What to change vs. what to keep

Only modify files in app/ (your business logic) and contract/InstructionSender.sol (your onchain interface). The files in base/ are framework infrastructure and should not need changes.

Troubleshooting

Proxy won't start or DB sync error

The proxy needs a synced C-chain indexer database. Check the proxy logs and verify the DB credentials in config/proxy/extension_proxy.toml:

docker compose logs ext-proxy

Transaction reverts

Ensure your wallet has enough C2FLR for gas and fees. Fund it with the Coston2 faucet. The TeeFeeCalculator contract determines the required fee for each operation. If you get a FeeTooLow revert, increase FEE_WEI in .env.

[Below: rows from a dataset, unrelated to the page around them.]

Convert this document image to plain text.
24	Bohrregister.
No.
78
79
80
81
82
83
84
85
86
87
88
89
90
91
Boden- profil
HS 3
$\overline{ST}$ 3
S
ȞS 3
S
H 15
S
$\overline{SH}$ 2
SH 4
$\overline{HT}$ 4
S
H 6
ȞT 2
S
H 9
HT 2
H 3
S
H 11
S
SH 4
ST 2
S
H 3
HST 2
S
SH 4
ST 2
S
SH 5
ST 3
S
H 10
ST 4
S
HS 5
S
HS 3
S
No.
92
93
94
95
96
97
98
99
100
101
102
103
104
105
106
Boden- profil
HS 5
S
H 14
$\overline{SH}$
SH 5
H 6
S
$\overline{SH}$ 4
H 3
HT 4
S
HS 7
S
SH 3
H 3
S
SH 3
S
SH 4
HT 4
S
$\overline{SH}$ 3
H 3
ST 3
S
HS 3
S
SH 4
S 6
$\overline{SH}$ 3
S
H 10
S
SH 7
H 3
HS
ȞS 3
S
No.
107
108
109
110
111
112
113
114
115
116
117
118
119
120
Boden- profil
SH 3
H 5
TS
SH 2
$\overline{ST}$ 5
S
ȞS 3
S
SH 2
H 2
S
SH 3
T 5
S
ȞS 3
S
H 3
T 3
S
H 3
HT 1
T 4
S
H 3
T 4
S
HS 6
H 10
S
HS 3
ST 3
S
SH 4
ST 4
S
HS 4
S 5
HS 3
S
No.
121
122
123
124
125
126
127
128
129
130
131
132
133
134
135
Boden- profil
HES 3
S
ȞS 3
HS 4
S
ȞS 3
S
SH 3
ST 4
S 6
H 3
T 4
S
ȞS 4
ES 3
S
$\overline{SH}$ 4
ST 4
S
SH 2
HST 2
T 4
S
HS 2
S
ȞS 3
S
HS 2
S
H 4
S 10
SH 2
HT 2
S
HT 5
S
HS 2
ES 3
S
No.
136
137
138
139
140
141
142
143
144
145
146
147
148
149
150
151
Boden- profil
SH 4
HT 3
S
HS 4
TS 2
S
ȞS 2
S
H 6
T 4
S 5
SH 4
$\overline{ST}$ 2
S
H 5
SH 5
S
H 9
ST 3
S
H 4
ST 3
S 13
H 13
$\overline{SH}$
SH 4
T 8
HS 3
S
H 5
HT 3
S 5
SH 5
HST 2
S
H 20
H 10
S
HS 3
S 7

TEE registration times out

Try restarting the proxy — it may have missed a signing policy round:

docker compose restart ext-proxy

If that doesn't help, the FDC attestation flow requires active relay providers on Coston2. If no relay infrastructure is running, the availability check won't complete.

Tunnel URL changed

If your tunnel restarts and the URL changes:

  1. Update TUNNEL_URL in .env.
  2. Restart the Docker stack: 
    docker compose down && docker compose up -d
  3. Re-run steps 5-6 (allow-tee-version + register-tee) to register a new TEE machine with the new URL.

Cleanup

Stop the Docker stack

docker compose down

This stops and removes all containers (redis, ext-proxy, extension-tee).

Full reset

To completely reset and start from scratch:

# Remove built images (forces rebuild)
docker compose down --rmi local

# Clear environment state
rm -f .env config/proxy/extension_proxy.toml

After a full reset, start again from Step 0.

info

onchain state (deployed contracts, registered extensions, registered TEEs) cannot be reset. Each fresh start deploys a new InstructionSender contract and registers a new extension. This is fine for testing — Coston2 is a testnet.